If this is a harbinger, it’s a tricky one. The original fund used short-selling activity and online chatter as gauges of meme status. The new one uses an active stockpicker. Its top holdings include companies in quantum computing, fuel cells, crypto, artificial intelligence, and rare-earth metals. Many of these are recent highfliers with distant visions of profits. For example, the top holding, Rigetti Computing, develops semiconductors for quantum computing, does less in revenue than a well-located liquor store, isn’t expected to turn a profit this decade, and is up more than 6,000% in a year.

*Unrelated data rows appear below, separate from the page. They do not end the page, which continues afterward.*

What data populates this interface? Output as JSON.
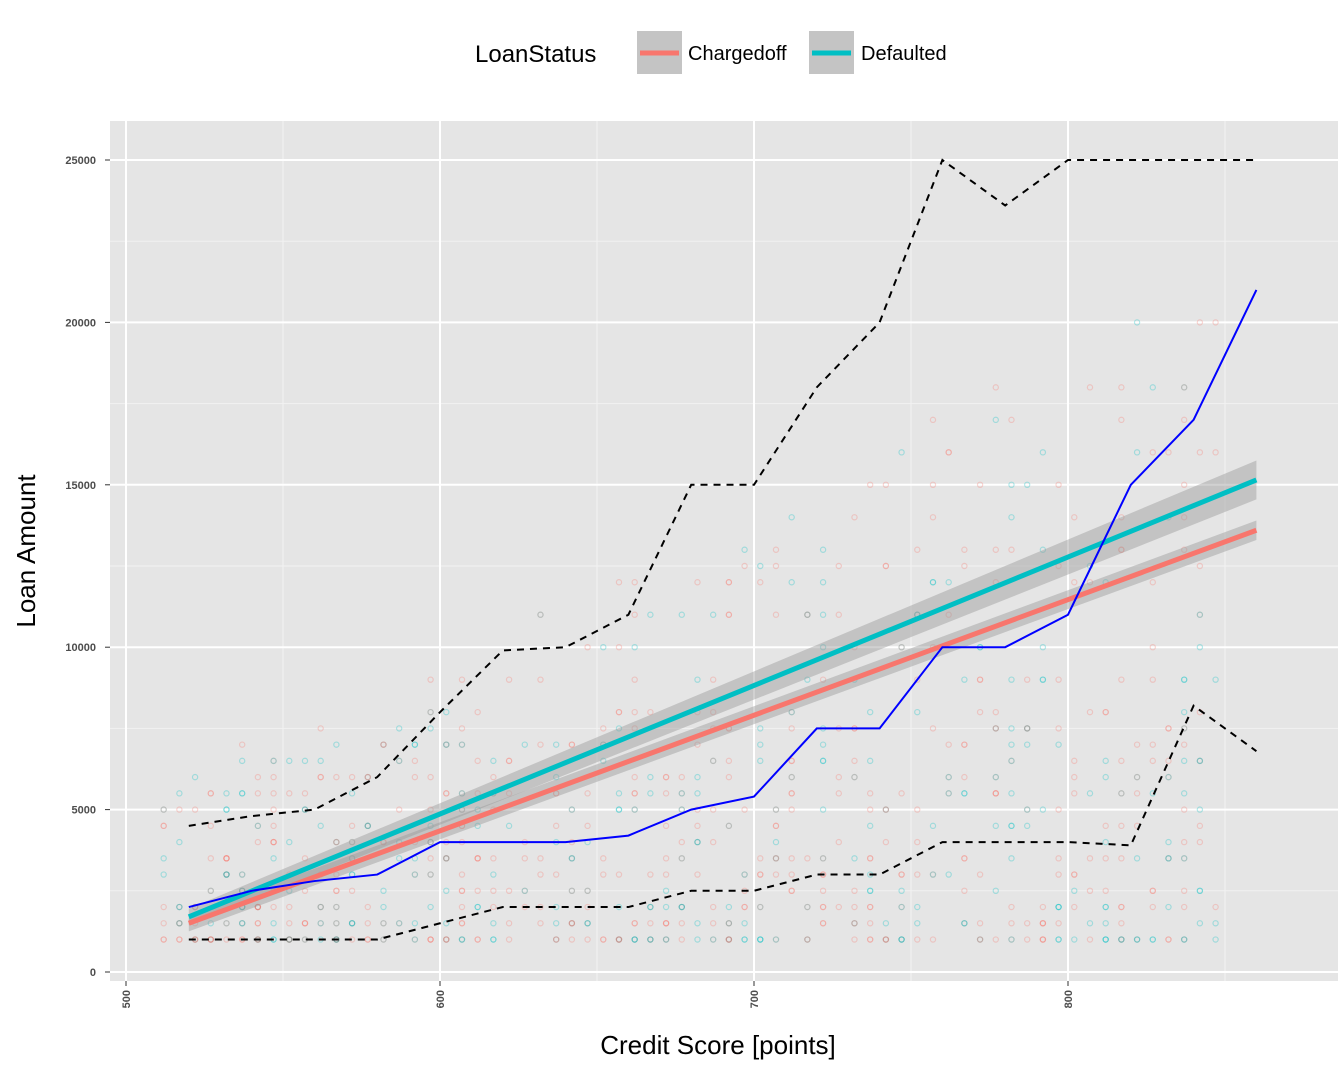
{
  "chart_data": {
    "type": "scatter",
    "xlabel": "Credit Score [points]",
    "ylabel": "Loan Amount",
    "xlim": [
      500,
      880
    ],
    "ylim": [
      0,
      26000
    ],
    "x_ticks": [
      500,
      600,
      700,
      800
    ],
    "y_ticks": [
      0,
      5000,
      10000,
      15000,
      20000,
      25000
    ],
    "grid": true,
    "legend": {
      "title": "LoanStatus",
      "placement": "top",
      "entries": [
        {
          "name": "Chargedoff",
          "color": "#F8766D"
        },
        {
          "name": "Defaulted",
          "color": "#00BFC4"
        }
      ]
    },
    "scatter_alpha": 0.3,
    "series": [
      {
        "name": "Chargedoff",
        "kind": "linear-fit",
        "color": "#F8766D",
        "x": [
          520,
          860
        ],
        "y": [
          1500,
          13600
        ],
        "ci_halfwidth": [
          250,
          300
        ]
      },
      {
        "name": "Defaulted",
        "kind": "linear-fit",
        "color": "#00BFC4",
        "x": [
          520,
          860
        ],
        "y": [
          1700,
          15150
        ],
        "ci_halfwidth": [
          250,
          600
        ]
      },
      {
        "kind": "median-line",
        "color": "#0000FF",
        "x": [
          520,
          540,
          560,
          580,
          600,
          620,
          640,
          660,
          680,
          700,
          720,
          740,
          760,
          780,
          800,
          820,
          840,
          860
        ],
        "y": [
          2000,
          2500,
          2800,
          3000,
          4000,
          4000,
          4000,
          4200,
          5000,
          5400,
          7500,
          7500,
          10000,
          10000,
          11000,
          15000,
          17000,
          21000
        ]
      },
      {
        "kind": "upper-quantile-dashed",
        "color": "#000000",
        "x": [
          520,
          540,
          560,
          580,
          600,
          620,
          640,
          660,
          680,
          700,
          720,
          740,
          760,
          780,
          800,
          820,
          840,
          860
        ],
        "y": [
          4500,
          4800,
          5000,
          6000,
          8000,
          9900,
          10000,
          11000,
          15000,
          15000,
          18000,
          20000,
          25000,
          23600,
          25000,
          25000,
          25000,
          25000
        ]
      },
      {
        "kind": "lower-quantile-dashed",
        "color": "#000000",
        "x": [
          520,
          540,
          560,
          580,
          600,
          620,
          640,
          660,
          680,
          700,
          720,
          740,
          760,
          780,
          800,
          820,
          840,
          860
        ],
        "y": [
          1000,
          1000,
          1000,
          1000,
          1500,
          2000,
          2000,
          2000,
          2500,
          2500,
          3000,
          3000,
          4000,
          4000,
          4000,
          3900,
          8200,
          6800
        ]
      }
    ]
  }
}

These would be excellent candidates for a momentum fund, or a venture fund trying to sort spicy growers from pipe dreams. But they lack the only characteristic that is essential for a meme stock: a punchline. If you knowingly buy the wrong Zoom stock and convince others to do likewise, maybe you’re not exactly being funny, but on some level, you’re trying. If you run up quantum computing stocks years ahead of the profits, you’re being sincere about either the business prospects or the trading momentum. If a once-fallen meme fund returns without meme stocks, is it still a warning sign? Then again, if a company that relaunches a meme fund doesn’t seem to understand what a meme is, is that a meme of its own? I’m not sure where that leaves us.
Racing Convertibles
The S&P 500 is up a frisky 15% so far this year. That’s nothing compared with Bitcoin, up 30%, and gold, more than 50%. There is rising talk of a debasement trade, where investors, worried that the mounting federal debt is reaching escape velocity, or that the Federal Reserve will lower interest rates to a point that spurs more inflation, are looking to park funds in assets that are disassociated with the dollar. What is unusual is that convertible bonds are beating the stock market, too. The iShares Convertible Bond ETF has returned around 23% year to date.
Stocks and corporate bonds are born when companies wish to raise funds, and are willing to give up either part ownership or interest to do so. Convertible bonds pay interest and offer stock upside, although usually not as much as common stocks. Issuers are often risky, but today look more out-there than usual. The top holding in the iShares fund is Strategy, whose business model is to raise funds to hoard Bitcoin. Crypto, fuel cells, and AI cash burners are well-represented.
The fact that convertible bonds are paying off doesn’t mean that a neglected pocket of the fixed-income market is getting its due from value buyers. It means that risky stocks are going nuts. A warning sign? Don’t ask me. I’ve already started ignoring it.